Number 28: Copper Breaks State Park

I have taken a few days off from state park posts, but I still have 4 to tell you about from our trip last week.  This one is called Copper Breaks State Park in Quanah, Texas (otherwise known as The Middle of Nowhere).


The views from the high road show just how vast this park is.

The canyons here are not deep, but deep enough to show off the red rock cliffs that are everywhere.


And what happens when it's 104 degrees with a heat index of an-oven-primed-for-baking-cookies, and the wind is blowing at 20+ mph, and you have your telephoto lens on, and you come across something cool up-close to take a picture of, and you were wishing you had your macro lens?  You take the picture anyway and have regret for the rest of your life that you didn't trudge back to the car to swap out lenses.  This is a very large snake skin (4 footer), out of focus due to my heat induced laziness.


Insert lyrics from Seals and Croft's "We May Never Pass This Way Again."  Shed a tear.  Lesson learned.  Now let us move on.


There is a lake and two ponds that are very low on water.

Copper Breaks Lake
This one was so low that the fishing pier was closed and completely beached on land.  The lake normally would be up several feet so this dock could float.


Here is a sign on this lake posting the swimming rules in a spot where there is no longer water.


The other lake was just as low, but we enjoyed our walk around it taking in the small canyon's beauty.

Copper Lakes Big Pond

There were dragonflies by the dozen swarming around the lake.  I love their goofy little faces.


The shore was covered in small animal footprints, obviously the critters are still drawn to the water no mater how low the levels.



There was one casualty; my shoes when I stepped on what appeared to be dry, cracked mud which turned out to be what we affectionately came to refer to as future petroleum.  Yep, it smelled.

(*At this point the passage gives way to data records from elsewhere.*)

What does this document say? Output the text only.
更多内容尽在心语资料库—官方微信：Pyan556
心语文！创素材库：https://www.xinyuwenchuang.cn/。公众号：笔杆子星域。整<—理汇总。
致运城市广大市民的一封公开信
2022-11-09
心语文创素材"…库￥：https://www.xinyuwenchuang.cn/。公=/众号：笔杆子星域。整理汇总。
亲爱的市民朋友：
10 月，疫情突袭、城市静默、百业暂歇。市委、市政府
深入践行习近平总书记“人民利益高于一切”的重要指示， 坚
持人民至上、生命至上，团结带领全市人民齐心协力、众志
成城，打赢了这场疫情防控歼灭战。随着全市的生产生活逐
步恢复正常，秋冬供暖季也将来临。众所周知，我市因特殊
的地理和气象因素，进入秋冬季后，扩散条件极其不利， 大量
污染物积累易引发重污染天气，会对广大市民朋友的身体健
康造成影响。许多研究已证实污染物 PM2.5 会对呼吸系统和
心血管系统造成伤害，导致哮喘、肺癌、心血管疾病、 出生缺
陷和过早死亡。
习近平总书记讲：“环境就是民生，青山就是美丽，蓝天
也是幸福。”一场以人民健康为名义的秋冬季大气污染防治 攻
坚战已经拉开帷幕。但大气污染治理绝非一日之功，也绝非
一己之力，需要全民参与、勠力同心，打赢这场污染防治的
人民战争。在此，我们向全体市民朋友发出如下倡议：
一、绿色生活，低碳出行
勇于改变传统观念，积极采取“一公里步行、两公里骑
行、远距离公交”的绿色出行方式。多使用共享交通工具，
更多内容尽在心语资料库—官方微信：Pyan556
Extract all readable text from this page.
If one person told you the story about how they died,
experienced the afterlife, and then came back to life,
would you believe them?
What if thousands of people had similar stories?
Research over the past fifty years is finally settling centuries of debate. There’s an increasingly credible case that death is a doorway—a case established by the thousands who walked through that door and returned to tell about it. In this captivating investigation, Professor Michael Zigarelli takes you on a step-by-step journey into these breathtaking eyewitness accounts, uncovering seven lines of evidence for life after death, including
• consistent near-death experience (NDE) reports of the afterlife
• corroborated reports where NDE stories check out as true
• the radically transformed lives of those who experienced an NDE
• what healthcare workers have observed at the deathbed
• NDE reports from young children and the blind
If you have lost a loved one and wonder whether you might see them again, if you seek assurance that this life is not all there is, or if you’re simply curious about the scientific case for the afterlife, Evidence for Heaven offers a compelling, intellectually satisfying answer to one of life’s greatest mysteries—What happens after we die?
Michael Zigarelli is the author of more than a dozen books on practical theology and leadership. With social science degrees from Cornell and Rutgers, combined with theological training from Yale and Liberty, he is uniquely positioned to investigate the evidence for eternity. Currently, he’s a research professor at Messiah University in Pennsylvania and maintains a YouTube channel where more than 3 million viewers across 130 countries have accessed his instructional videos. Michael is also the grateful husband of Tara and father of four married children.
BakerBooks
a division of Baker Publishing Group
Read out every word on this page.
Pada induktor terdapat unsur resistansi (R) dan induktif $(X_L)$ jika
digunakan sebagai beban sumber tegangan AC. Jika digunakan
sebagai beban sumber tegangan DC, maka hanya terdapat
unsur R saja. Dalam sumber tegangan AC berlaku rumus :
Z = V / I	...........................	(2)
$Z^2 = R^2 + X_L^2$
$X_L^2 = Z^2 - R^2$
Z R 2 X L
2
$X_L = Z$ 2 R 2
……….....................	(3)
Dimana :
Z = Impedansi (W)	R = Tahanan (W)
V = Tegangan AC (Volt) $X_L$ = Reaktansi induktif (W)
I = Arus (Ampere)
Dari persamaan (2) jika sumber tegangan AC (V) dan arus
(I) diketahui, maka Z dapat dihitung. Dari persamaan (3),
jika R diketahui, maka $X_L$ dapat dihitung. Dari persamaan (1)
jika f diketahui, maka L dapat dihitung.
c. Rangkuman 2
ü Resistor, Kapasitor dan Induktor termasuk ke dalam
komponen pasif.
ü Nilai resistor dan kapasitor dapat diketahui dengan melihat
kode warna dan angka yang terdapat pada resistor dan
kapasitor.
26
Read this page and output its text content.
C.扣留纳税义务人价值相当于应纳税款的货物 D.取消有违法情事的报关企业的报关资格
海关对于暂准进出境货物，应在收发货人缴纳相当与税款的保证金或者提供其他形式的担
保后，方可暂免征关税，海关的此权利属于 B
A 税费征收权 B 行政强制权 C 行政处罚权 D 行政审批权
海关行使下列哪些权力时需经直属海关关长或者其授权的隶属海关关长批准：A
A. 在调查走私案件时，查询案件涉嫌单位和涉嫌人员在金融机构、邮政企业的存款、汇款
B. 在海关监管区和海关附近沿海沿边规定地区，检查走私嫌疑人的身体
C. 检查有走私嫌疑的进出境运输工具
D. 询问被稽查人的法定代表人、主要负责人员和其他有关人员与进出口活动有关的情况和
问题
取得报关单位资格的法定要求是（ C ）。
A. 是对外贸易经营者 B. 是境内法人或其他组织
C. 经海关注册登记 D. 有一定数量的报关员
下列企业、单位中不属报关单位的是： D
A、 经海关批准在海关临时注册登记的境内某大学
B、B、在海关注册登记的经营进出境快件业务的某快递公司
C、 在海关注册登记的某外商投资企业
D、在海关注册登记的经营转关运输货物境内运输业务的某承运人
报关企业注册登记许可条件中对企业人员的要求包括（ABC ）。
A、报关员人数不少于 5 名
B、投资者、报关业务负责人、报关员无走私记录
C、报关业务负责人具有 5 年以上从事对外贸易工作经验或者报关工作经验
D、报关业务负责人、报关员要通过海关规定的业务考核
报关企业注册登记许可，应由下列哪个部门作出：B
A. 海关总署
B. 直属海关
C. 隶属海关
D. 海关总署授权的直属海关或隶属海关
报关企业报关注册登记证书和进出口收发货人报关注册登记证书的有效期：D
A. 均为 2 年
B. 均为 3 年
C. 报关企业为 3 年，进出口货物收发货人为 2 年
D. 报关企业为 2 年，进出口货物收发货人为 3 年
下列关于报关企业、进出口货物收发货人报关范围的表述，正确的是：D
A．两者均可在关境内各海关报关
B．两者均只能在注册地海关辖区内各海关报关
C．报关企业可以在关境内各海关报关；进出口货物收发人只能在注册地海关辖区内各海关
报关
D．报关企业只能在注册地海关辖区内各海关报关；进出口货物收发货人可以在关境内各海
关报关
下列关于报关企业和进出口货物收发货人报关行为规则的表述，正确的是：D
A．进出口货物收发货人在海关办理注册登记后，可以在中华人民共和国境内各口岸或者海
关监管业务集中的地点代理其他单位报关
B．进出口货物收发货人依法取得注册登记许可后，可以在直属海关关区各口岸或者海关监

I have no pictures of the small pond, because at this time it appeared completely dry.  To spite (or in spite of) the lack of water in the lakes, obvious draw for visitors, there were plenty of campers.  Campers in tents and RVs were set for the Fourth of July weekend.   The park has ten miles of trails here with both horses and ATVs welcome, though I will say I prefer my hiking under the shade of tall trees.